Nighthawks Drop a Pair in Doubleheader Against Sharks
A long day of travel resulted in a pair of tallies in the loss column to drop the Nighthawks back under .500.
By Thaddeus Sawyer
The character of a team is often revealed on the longest days of a season.
A day in which you board a bus at 8:30 a.m. to Cape Cod, cross over to Martha’s Vineyard via a 45-minute ferry ride, play 14 innings of baseball across two games on a dry June day, only to hop on a cramped fishing boat to get back to the mainland and finally arrive home via bus around 3 a.m. would surely qualify as just that.
The Nighthawks (3-5-1) may have dropped both games on Saturday’s doubleheader against the Martha’s Vineyard Sharks (8-1), game No. 1, 7-4, and game No. 2, 9-5, but in both contests the team showed a level of perseverance that not many would have displayed under those tiring circumstances.
That all started in the bottom of the seventh inning in game No. 1. With the Nighthawks serving as the designated home team and facing a 7-1 deficit, Upper Valley made it a ballgame in the end with their strongest two-out rally of the season thus far.

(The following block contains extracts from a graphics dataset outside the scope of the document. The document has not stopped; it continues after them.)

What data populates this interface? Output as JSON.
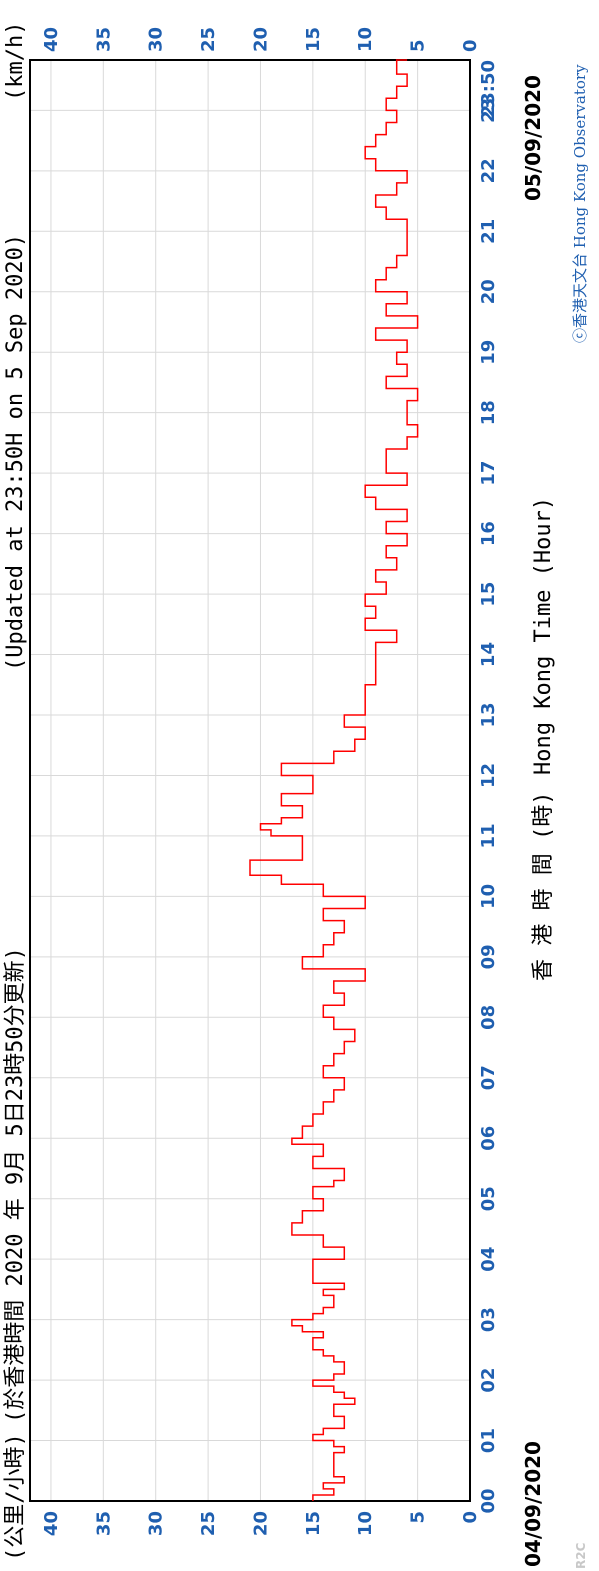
{
  "colors": {
    "accent": "#1f5fb0",
    "series": "#ff0000",
    "grid": "#d9d9d9",
    "frame": "#000000"
  },
  "header": {
    "left": "(公里/小時)",
    "middle": "(於香港時間 2020 年 9月 5日23時50分更新)",
    "right": "(Updated at 23:50H on 5 Sep 2020)",
    "unit": "(km/h)"
  },
  "footer": {
    "start_date": "04/09/2020",
    "end_date": "05/09/2020",
    "xlabel_zh": "香 港 時 間 (時)",
    "xlabel_en": "Hong Kong Time (Hour)",
    "copyright": "ⓒ香港天文台 Hong Kong Observatory",
    "corner_tag": "R2C"
  },
  "chart_data": {
    "type": "line",
    "title": "",
    "xlabel": "香 港 時 間 (時) Hong Kong Time (Hour)",
    "ylabel": "(公里/小時) (km/h)",
    "x_tick_labels": [
      "00",
      "01",
      "02",
      "03",
      "04",
      "05",
      "06",
      "07",
      "08",
      "09",
      "10",
      "11",
      "12",
      "13",
      "14",
      "15",
      "16",
      "17",
      "18",
      "19",
      "20",
      "21",
      "22",
      "23",
      "23:50"
    ],
    "y_tick_labels": [
      "0",
      "5",
      "10",
      "15",
      "20",
      "25",
      "30",
      "35",
      "40"
    ],
    "xlim": [
      0,
      23.833
    ],
    "ylim": [
      0,
      42
    ],
    "grid": true,
    "series": [
      {
        "x": [
          0.0,
          0.1,
          0.2,
          0.3,
          0.4,
          0.5,
          0.6,
          0.7,
          0.8,
          0.9,
          1.0,
          1.1,
          1.2,
          1.3,
          1.4,
          1.5,
          1.6,
          1.7,
          1.8,
          1.9,
          2.0,
          2.1,
          2.2,
          2.3,
          2.4,
          2.5,
          2.6,
          2.7,
          2.8,
          2.9,
          3.0,
          3.1,
          3.2,
          3.3,
          3.4,
          3.5,
          3.6,
          3.8,
          4.0,
          4.2,
          4.4,
          4.6,
          4.8,
          5.0,
          5.2,
          5.3,
          5.5,
          5.7,
          5.9,
          6.0,
          6.2,
          6.4,
          6.6,
          6.8,
          7.0,
          7.2,
          7.4,
          7.6,
          7.8,
          8.0,
          8.2,
          8.4,
          8.6,
          8.8,
          9.0,
          9.2,
          9.4,
          9.6,
          9.8,
          10.0,
          10.2,
          10.35,
          10.6,
          10.8,
          11.0,
          11.1,
          11.2,
          11.3,
          11.5,
          11.7,
          12.0,
          12.2,
          12.4,
          12.6,
          12.8,
          13.0,
          13.2,
          13.5,
          13.8,
          14.0,
          14.2,
          14.4,
          14.6,
          14.8,
          15.0,
          15.2,
          15.4,
          15.6,
          15.8,
          16.0,
          16.2,
          16.4,
          16.6,
          16.8,
          17.0,
          17.2,
          17.4,
          17.6,
          17.8,
          18.0,
          18.2,
          18.4,
          18.6,
          18.8,
          19.0,
          19.2,
          19.4,
          19.6,
          19.8,
          20.0,
          20.2,
          20.4,
          20.6,
          20.8,
          21.0,
          21.2,
          21.4,
          21.6,
          21.8,
          22.0,
          22.2,
          22.4,
          22.6,
          22.8,
          23.0,
          23.2,
          23.4,
          23.6,
          23.833
        ],
        "y": [
          15,
          13,
          14,
          12,
          13,
          13,
          13,
          13,
          12,
          13,
          15,
          14,
          12,
          12,
          13,
          13,
          11,
          12,
          13,
          15,
          13,
          12,
          12,
          13,
          14,
          15,
          15,
          14,
          16,
          17,
          15,
          14,
          13,
          13,
          14,
          12,
          15,
          15,
          12,
          14,
          17,
          16,
          14,
          15,
          13,
          12,
          15,
          14,
          17,
          16,
          15,
          14,
          13,
          12,
          14,
          13,
          12,
          11,
          13,
          14,
          12,
          13,
          10,
          16,
          14,
          13,
          12,
          14,
          10,
          14,
          18,
          21,
          16,
          16,
          19,
          20,
          18,
          16,
          18,
          15,
          18,
          13,
          11,
          10,
          12,
          10,
          10,
          9,
          9,
          9,
          7,
          10,
          9,
          10,
          8,
          9,
          7,
          8,
          6,
          8,
          6,
          9,
          10,
          6,
          8,
          8,
          6,
          5,
          6,
          6,
          5,
          8,
          6,
          7,
          6,
          9,
          5,
          8,
          6,
          9,
          8,
          7,
          6,
          6,
          6,
          8,
          9,
          7,
          6,
          9,
          10,
          9,
          8,
          7,
          8,
          7,
          6,
          7,
          6
        ],
        "step": true
      }
    ]
  }
}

While the Sharks began the inning by securing two quick outs and would’ve been out of the inning had it not been for an error from first baseman Nick Rubino, center fielder Cole Huett made the Sharks pay for that mistake with a high fly ball to right that Carter Bentley let fall in front of him. That scored Frank Kelly, who had reached on the error and stolen second earlier in the at-bat.
The real damage came off the bat of catcher Cam Boardman. On the first pitch of the next at-bat, Boardman launched one over the left-field fence for the Nighthawks’ second home run of the season. The Nighthawks would go on to strand two more runners after a pair of base hits, bringing the first game to a close.

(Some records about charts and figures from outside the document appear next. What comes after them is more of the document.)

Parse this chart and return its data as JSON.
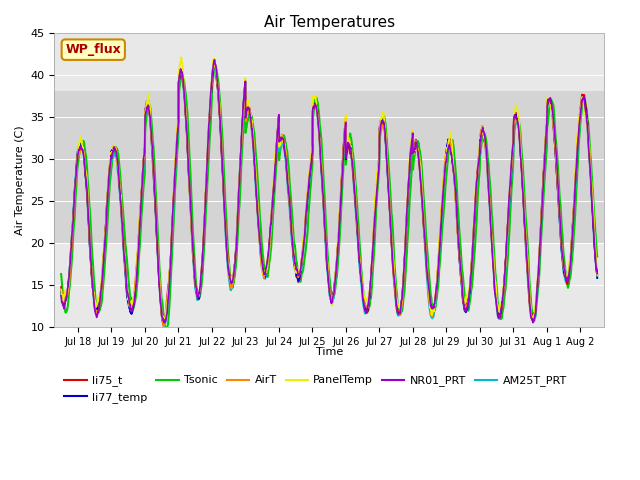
{
  "title": "Air Temperatures",
  "xlabel": "Time",
  "ylabel": "Air Temperature (C)",
  "ylim": [
    10,
    45
  ],
  "background_color": "#ffffff",
  "plot_bg_color": "#e8e8e8",
  "series": [
    {
      "name": "li75_t",
      "color": "#dd0000",
      "lw": 1.2,
      "zorder": 5
    },
    {
      "name": "li77_temp",
      "color": "#0000cc",
      "lw": 1.2,
      "zorder": 5
    },
    {
      "name": "Tsonic",
      "color": "#00cc00",
      "lw": 1.5,
      "zorder": 2
    },
    {
      "name": "AirT",
      "color": "#ff8800",
      "lw": 1.2,
      "zorder": 5
    },
    {
      "name": "PanelTemp",
      "color": "#eeee00",
      "lw": 1.2,
      "zorder": 5
    },
    {
      "name": "NR01_PRT",
      "color": "#9900cc",
      "lw": 1.2,
      "zorder": 5
    },
    {
      "name": "AM25T_PRT",
      "color": "#00bbcc",
      "lw": 1.5,
      "zorder": 4
    }
  ],
  "annotation_text": "WP_flux",
  "shade_low": 20,
  "shade_high": 38,
  "shade_color": "#d0d0d0"
}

That wasn’t the last late push from the Nighthawks on the day, as they also put up a pair of runs in both the fifth and sixth innings of game No. 2 to make that final score less lopsided, scoring three unearned runs of their own on a couple of run-scoring groundouts and an error.
After allowing five earned runs in just two innings of work in his first outing of the summer, game No. 1 starter Eric Santaella struggled with command in the first but largely settled in through three innings of work.
After loading the bases on three straight two-out walks, third baseman Will Bavaro tapped a ball down the first base line that Santaella, a former infielder, sprinted over to, sliding to field it before attempting to throw to first for the inning-ending out. Instead, the right-hander sailed the throw over Bellarmine first baseman Jake Bell’s head, turning the swinging bunt into a bases-clearing error and three unearned runs for the Sharks.
Though the damage had been done, Santaella buckled down after that nightmare finish to the first to toss two more scoreless innings and keep his team within striking distance.
“[The] changeup was off today, so [I've] got to work on that and more command in the zone, but I think I'm heading in the right direction so I threw up a few zeros,” Santaella said.
The Nighthawks cut the lead to two with a Charley Magoulick sacrifice fly in the fourth, but the Sharks put up four more runs, three unearned, between the fifth and seventh innings.
Game No. 2 starter Kyle Batt didn’t fare much better, allowing three earned runs through 2 2/3 innings but also surrendering an additional four unearned.
Karl Ralamb cleaned up the mess, giving up two runs, one earned, in 3 1/3 innings of work to largely stem the bleeding.
Center fielder Griffin Crain had four of the Sharks’ RBIs on two hits, while first baseman Ryan Thompson added one on a home run. Third baseman Bryan Sornas and second baseman Jailen Watkins each pushed across a run as well.
For the Nighthawks, James Love continued his hot start with a three-hit day, reaching base in both games of the doubleheader to extend his on-base streak to nine games to start the season.
Boardman had two RBIs on the day, while Huett, Bell and Charley Magoulick each had one.
After a well-deserved off day Sunday, the Nighthawks will be back in action on Monday at the Maxfield Sports Complex for their third showdown against the Keene SwampBats (4-2-1) in seven days.
First pitch is scheduled for 6 p.m. The game will stream live on NECBL+.